Lors de cette même allocution, Gary Gensler a ajouté que les innovations financières à travers l’histoire ne prospèrent pas longtemps en dehors des cadres de politiques publiques. En effet, ont récemment fait surface des facteurs de vigilance en lien avec la hausse de l’inflation qui pourraient inciter les investisseurs à rechercher des rendements plus élevés et, par conséquent, augmenter leur appétence pour le risque. L’achat de crypto-actifs commence généralement via une plateforme d’échange en ligne, à la suite de quoi les actifs peuvent être conservés, échangés contre un autre actif ou transférés en dehors du système d’échange. Si l’absence initiale de réglementation a facilité une croissance et une innovation rapides, des incidents tels que l’effondrement de 40 milliards de dollars de la cryptomonnaie Luna rappellent le niveau de volatilité élevé de ce type d’investissement, de même que le rôle que les plateformes d’échange doivent jouer dans la protection des consommateurs.

Binance, la plus grande de ces plateformes d’échange de crypto-actifs au monde, s’est révélée être un défi pour les régulateurs, l’absence d’un siège fixe signifiant qu’il n’était pas clairement établi au départ qui serait responsable de sa supervision. L’an dernier, la Financial Conduct Authority (FCA) du Royaume-Uni a ainsi rejeté la demande d’agrément de Binance en tant que « société de crypto-actifs », déclarant que, selon elle, elle n’était « pas capable d’être supervisée efficacement ». La démarche de Binance auprès de l’Autorité des marchés financiers (AMF) en France s’est toutefois avérée plus fructueuse, puisque cette dernière a récemment approuvé son agrément pour fournir des services liés aux crypto-actifs. La décision de la France, première grande nation européenne à approuver Binance, pourrait bien être mutuellement bénéfique. Changpeng Zhao, président-directeur général et fondateur de la société, a en effet indiqué qu’il prévoyait d’établir son siège européen à Paris et de lancer une initiative de 115 millions de dollars pour développer l’écosystème des blockchains et des crypto-actifs en France et en Europe.

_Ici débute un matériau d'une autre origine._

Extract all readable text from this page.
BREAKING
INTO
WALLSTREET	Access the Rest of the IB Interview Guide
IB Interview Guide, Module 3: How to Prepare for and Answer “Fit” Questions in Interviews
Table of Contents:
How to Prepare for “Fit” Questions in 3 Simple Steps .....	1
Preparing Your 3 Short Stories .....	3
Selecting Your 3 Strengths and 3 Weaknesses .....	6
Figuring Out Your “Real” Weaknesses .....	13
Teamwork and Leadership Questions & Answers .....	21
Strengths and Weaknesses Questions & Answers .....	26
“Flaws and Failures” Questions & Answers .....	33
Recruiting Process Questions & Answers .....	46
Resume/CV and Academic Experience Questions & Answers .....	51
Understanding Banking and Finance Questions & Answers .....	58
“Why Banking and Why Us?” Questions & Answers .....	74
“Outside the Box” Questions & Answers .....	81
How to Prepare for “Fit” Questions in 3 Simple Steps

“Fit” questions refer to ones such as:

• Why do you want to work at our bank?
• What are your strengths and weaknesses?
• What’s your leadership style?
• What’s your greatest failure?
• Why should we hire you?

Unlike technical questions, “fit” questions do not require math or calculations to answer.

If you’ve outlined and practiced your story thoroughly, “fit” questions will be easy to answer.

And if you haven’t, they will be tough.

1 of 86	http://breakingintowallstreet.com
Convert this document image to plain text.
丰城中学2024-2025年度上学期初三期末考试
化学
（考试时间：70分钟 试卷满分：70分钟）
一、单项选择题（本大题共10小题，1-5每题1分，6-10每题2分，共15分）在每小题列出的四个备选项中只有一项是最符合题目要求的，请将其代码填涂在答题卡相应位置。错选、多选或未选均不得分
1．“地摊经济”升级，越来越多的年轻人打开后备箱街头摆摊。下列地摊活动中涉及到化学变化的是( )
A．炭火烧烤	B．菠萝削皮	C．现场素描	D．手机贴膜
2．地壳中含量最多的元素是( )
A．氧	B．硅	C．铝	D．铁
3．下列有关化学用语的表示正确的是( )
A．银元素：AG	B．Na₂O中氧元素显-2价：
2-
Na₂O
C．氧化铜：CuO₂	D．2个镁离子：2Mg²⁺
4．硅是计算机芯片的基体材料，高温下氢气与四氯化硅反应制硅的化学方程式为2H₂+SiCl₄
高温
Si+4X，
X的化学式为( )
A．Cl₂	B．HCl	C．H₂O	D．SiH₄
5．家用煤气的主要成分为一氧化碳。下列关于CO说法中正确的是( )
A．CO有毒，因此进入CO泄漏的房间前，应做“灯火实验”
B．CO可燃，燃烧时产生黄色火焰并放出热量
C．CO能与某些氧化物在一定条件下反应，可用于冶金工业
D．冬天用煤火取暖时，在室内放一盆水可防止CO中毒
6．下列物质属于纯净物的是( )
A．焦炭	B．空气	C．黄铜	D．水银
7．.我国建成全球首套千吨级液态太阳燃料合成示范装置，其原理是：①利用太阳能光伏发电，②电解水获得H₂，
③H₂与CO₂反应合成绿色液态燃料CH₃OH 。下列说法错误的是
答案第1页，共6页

Malgré cette aubaine, Binance, ainsi que d’autres plateformes d’échange de crypto-actifs cherchant à opérer dans l’Union européenne, auront de nombreux défis réglementaires à relever avec la récente proposition de directive de la Commission européenne sur les marchés des crypto-actifs (MiCA), destinée à soutenir « l’innovation et la concurrence tout en atténuant les risques ». Il s’agit d’une évolution significative dans le paysage réglementaire des crypto-actifs. Tout en offrant les avantages d’une législation européenne harmonisée et de la clarté réglementaire, son champ d’application dépasse de loin le cadre actuel, et même ceux qui fournissent des conseils sur les crypto-actifs sont concernés. A ce titre, sa complexité et son impact doivent faire l’objet d’une attention soutenue de la part des acteurs, dont l’environnement est susceptible de sensiblement évoluer dans les prochains mois.